Ali, a street vendor on the junction of Al-Galaa Street and 26 July Street in downtown Cairo who lives near Wabur Al-Talg, had reservations about the government’s intention to move the vendors.

“Moving us to Al-Torguman will take a long time. We do not object to the idea, but there is the problem of red tape. They say that after the Eid Al-Adha (Greater Bairam) they will move us, but it will take customers a long time to find out where we have gone. We are ready to stay in any place, but I prefer Wabur Al-Talg. Customers are unlikely to want to climb four flights of stairs at the Al-Torguman Garage. Besides, the area is not very central, and it will be difficult to make sales.”

Emile, also a street vendor on Al-Galaa Street, comes in from Abboud everyday and believes that moving the vendors is not a bad idea. “I think that it is a good idea to go to Al-Torguman, but the problem is that they will give priority to people from Boulaq not those who commute every day from other governorates. Nevertheless, we are all waiting for action as up till now nothing has been done.”

Hassan Karem, a street vendor in Giza Square, agreed. “If there is a place for us, we are ready to go there. So far, no one has asked us to go anywhere or even asked us what we think.
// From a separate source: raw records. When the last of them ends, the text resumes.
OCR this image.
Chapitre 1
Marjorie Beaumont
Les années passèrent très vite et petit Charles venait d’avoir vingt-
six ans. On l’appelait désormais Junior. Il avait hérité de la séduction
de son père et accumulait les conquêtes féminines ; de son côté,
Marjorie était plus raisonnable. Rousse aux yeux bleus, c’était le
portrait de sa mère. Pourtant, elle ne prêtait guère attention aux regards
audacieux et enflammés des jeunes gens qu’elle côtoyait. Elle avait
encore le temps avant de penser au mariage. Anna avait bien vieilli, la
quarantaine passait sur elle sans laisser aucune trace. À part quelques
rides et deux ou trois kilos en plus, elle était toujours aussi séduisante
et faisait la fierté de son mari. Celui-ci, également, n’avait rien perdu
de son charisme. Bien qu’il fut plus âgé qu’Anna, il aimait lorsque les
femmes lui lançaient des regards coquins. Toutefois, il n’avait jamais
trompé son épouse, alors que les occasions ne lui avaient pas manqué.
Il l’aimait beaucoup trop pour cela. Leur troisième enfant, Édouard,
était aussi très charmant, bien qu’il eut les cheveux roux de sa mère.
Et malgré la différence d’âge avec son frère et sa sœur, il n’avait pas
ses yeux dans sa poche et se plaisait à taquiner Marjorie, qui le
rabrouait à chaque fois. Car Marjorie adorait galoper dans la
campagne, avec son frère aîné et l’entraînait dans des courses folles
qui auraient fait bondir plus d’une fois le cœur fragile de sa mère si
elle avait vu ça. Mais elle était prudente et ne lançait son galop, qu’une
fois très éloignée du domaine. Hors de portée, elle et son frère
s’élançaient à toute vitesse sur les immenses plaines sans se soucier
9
We come here every day to make a living, and we do not cause trouble.”

According to Abdel-Fattah, other solutions have been put forward, such as building 170 shops in Rabee Al-Giza Street, but the vendors refused to leave Giza Square despite the small distance between the two places. The authorities also built shops under the King Faisal Bridge, but the vendors refused to use them, citing the same arguments.

“We tried to make a third place for them near Giza Square next to the pedestrian tunnel, but they also refused, arguing that they would lose their customers. But this is not true as customers will go anywhere. There are some 300 street vendors in Giza Square alone who make the lives of millions of people more difficult every day. We have even resorted to asking them to help brainstorm solutions, but this didn’t work either. We have had cases of street fights between vendors over places they had rented on the streets themselves, which is totally unacceptable. They even bring their relatives with them, meaning that there can be up to five people selling products in one place.”
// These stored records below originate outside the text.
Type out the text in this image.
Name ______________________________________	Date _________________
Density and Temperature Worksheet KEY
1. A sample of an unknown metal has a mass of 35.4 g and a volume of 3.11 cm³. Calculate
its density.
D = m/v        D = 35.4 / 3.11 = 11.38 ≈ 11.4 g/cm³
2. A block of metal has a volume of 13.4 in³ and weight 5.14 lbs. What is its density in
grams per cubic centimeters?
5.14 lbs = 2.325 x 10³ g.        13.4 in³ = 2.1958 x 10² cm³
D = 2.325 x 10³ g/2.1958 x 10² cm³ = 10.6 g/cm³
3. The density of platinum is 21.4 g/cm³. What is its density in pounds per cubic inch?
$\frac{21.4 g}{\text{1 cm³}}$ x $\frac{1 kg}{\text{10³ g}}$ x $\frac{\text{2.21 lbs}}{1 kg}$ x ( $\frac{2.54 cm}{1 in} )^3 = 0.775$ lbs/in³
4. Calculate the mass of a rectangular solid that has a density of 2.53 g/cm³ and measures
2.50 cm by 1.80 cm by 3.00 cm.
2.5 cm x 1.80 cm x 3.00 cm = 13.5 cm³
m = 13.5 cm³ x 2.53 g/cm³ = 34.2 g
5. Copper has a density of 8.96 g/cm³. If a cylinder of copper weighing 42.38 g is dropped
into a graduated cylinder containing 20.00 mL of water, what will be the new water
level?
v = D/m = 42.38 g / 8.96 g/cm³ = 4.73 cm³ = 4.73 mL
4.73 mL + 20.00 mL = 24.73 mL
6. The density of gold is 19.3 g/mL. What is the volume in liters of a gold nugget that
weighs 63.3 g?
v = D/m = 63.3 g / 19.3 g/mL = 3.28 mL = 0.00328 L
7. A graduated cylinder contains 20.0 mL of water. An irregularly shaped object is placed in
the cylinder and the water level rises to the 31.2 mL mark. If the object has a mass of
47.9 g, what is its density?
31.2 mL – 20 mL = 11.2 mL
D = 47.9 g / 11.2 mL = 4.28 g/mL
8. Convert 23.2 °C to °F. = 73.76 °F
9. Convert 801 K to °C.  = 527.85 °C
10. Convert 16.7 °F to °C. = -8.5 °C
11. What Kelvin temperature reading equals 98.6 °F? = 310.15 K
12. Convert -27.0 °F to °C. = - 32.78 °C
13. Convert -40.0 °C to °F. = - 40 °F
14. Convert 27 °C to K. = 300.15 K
Ali put his solution in a nutshell: “there is an empty piece of land in Al-Sahafa Street which is currently used as a parking lot. They could send us there or to Wabur Al-Talg instead of Al-Torguman.” “People should stay in one place and stop fighting over places with others as we have been seeing a lot lately. We need stability so we can all make a living,” commented Karem.

Abdel-Fattah believes that there are solutions to the problem. “We have alternatives, like the space in front of the Al-Istiqama Mosque which we plan to put aside for them. The place could take some 75 shops, and the other place, near the pedestrian tunnel, could take about 300 shops for vendors who come from Giza.”

“After the past campaigns the number of vendors decreased and they went to side streets. But each governorate should do more to help, as if we in Giza open up more places for vendors commuting in from outside we will have 1,000 or more. In the near future, we intend to move the bus stops and build a shopping mall for street vendors behind the Giza government complex. The solution is being studied by governor of Giza Ali Abdel-Rahman as a possible permanent solution to the problem,” Abdel-Fattah said.